Brain Assist is a bad title for a brain training game. For one thing, it's grammatically incorrect. For another, it's dull. Smart Thinks! Now, that's a fun title. But Brain Assist is no fun at all, and not just in name. To its credit, the game never claims to help you with grammar. Instead, it offers to enhance your "raight brain." You've probably never heard of this part of your body, but it evidently governs "artistic, intuition, strategic, and imagination." Apparently, through Brain Assist, your "raight" brain will become bigger, and you will get better at "artistics." And broken English.
To aid you in this endeavor, five nurses administer little tests that gauge and allegedly improve your mental faculties. By the way, the last people you want testing your cognitive skills are nurses, because it probably means you have a brain injury. These nurses won't even change your diaper or feed you mashed bananas. That's a shame because mashed bananas would be a big improvement over some of Brain Assist's minigames, including Match Game, Quick Numbers, and--brace yourself--Hexagonal Colors.
These aren't even real games, they're mental diagnostics. In Quick Numbers, for instance, you enter numbers on a keypad after they quickly flash by on the screen. At first, two numbers will fly by at 20 miles per hour (not very fast). Then, the speed will jump to 100, then 300 miles per hour, and then Mach 2. Then, the process will repeat with three numbers and then five numbers. What's crazy is that you can't really see three numbers at Mach 2 or keep track of five numbers at 300 mph yet, you still know the answer. That is downright interesting, though the credit goes more to your brain than the game. In Brain Assist, your gray matter is the assister, not the assist-ee.

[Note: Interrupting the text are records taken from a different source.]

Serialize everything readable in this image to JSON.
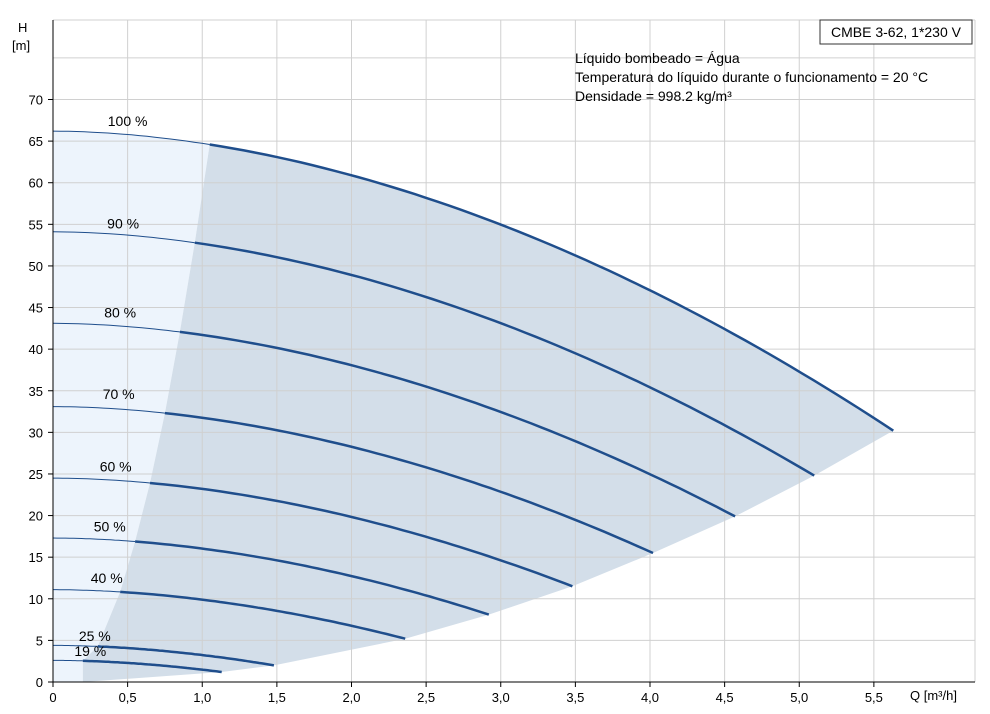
{
  "chart_data": {
    "type": "line",
    "title": "CMBE 3-62, 1*230 V",
    "annotations": [
      "Líquido bombeado = Água",
      "Temperatura do líquido durante o funcionamento = 20 °C",
      "Densidade = 998.2 kg/m³"
    ],
    "ylabel": "H",
    "yunit": "[m]",
    "xlabel": "Q [m³/h]",
    "xlim": [
      0,
      6.1
    ],
    "ylim": [
      0,
      79
    ],
    "xticks": [
      0,
      0.5,
      1.0,
      1.5,
      2.0,
      2.5,
      3.0,
      3.5,
      4.0,
      4.5,
      5.0,
      5.5
    ],
    "xtick_labels": [
      "0",
      "0,5",
      "1,0",
      "1,5",
      "2,0",
      "2,5",
      "3,0",
      "3,5",
      "4,0",
      "4,5",
      "5,0",
      "5,5"
    ],
    "yticks": [
      0,
      5,
      10,
      15,
      20,
      25,
      30,
      35,
      40,
      45,
      50,
      55,
      60,
      65,
      70
    ],
    "ytick_labels": [
      "0",
      "5",
      "10",
      "15",
      "20",
      "25",
      "30",
      "35",
      "40",
      "45",
      "50",
      "55",
      "60",
      "65",
      "70"
    ],
    "grid": true,
    "colors": {
      "curve": "#1f4e8c",
      "operating_region": "#d3dee9",
      "low_flow_region": "#edf4fc",
      "grid": "#d0d0d0"
    },
    "series": [
      {
        "name": "100 %",
        "label_at": [
          0.5,
          66.8
        ],
        "shut_off": 66.2,
        "min_q": 1.05,
        "end": [
          5.63,
          30.2
        ]
      },
      {
        "name": "90 %",
        "label_at": [
          0.47,
          54.5
        ],
        "shut_off": 54.1,
        "min_q": 0.95,
        "end": [
          5.1,
          24.8
        ]
      },
      {
        "name": "80 %",
        "label_at": [
          0.45,
          43.8
        ],
        "shut_off": 43.1,
        "min_q": 0.85,
        "end": [
          4.57,
          19.9
        ]
      },
      {
        "name": "70 %",
        "label_at": [
          0.44,
          34.0
        ],
        "shut_off": 33.1,
        "min_q": 0.75,
        "end": [
          4.02,
          15.5
        ]
      },
      {
        "name": "60 %",
        "label_at": [
          0.42,
          25.3
        ],
        "shut_off": 24.5,
        "min_q": 0.65,
        "end": [
          3.48,
          11.5
        ]
      },
      {
        "name": "50 %",
        "label_at": [
          0.38,
          18.1
        ],
        "shut_off": 17.3,
        "min_q": 0.55,
        "end": [
          2.92,
          8.1
        ]
      },
      {
        "name": "40 %",
        "label_at": [
          0.36,
          11.9
        ],
        "shut_off": 11.1,
        "min_q": 0.45,
        "end": [
          2.36,
          5.2
        ]
      },
      {
        "name": "25 %",
        "label_at": [
          0.28,
          4.9
        ],
        "shut_off": 4.4,
        "min_q": 0.3,
        "end": [
          1.48,
          2.0
        ]
      },
      {
        "name": "19 %",
        "label_at": [
          0.25,
          3.1
        ],
        "shut_off": 2.6,
        "min_q": 0.2,
        "end": [
          1.13,
          1.2
        ]
      }
    ]
  }
}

Other challenges are less engaging, such as Spot the Difference. There are two pictures that are either identical or not, and you click "Same" or "Different" when you spot the difference--or don't. Eventually, the discrepancies become so minute that you either run out of time looking for them or guess wrong too many times and lose. It gets boring very quickly, but hey, at least Brain Assist comes with its own sedative.
Once you've run through all 10 minigames once or twice, you might feel confident enough to be evaluated. There are two tests, and each one is a battery of four games. You have to solve roughly 10 problems per game within a time limit, and the difficulty ramps up fast. Some of the games, by their very nature, can be completed quickly. Others, such as Hexagonal Colors (in which you have to draw a pattern from memory using a color palette, then hit "OK"), take more time. When we ran through these tests, we aced six of eight. The two we failed seemed so impossible given the time limit that we had no desire to attempt them again. It should only take a little over an hour for your brain to soak up everything this game has to offer.
There is single-card multiplay, single-system multiplay, and even four-player, four-card multiplay, but the only reason you would try any of these would be to impress your friends with your huge raight brain. There is no true multiplayer content here because nothing you do will affect your opponent's score, positively or negatively.
Brain Assist looks as sterile and plain as a hospital. The nurses aren't remotely sexy, and even though you can choose your own icon, there are no "befuddled child" or "mean, senile coot" faces from which to choose. Everyone looks normal and boring until you start unlocking the silly animal icons.
Though there are interesting moments in Brain Assist, they're courtesy of the magic of your own cognition, rather than anything in the game. It's also apparent that this game is intended for rehabilitation; if the nurses aren't a big enough clue, the guy on the cover with the head injury should make it all too clear. That's awesome, and hospitals or clinics shouldn't be dissuaded from buying Brain Assist for their patients. But if you're looking for a good time, this is not what the doctor ordered.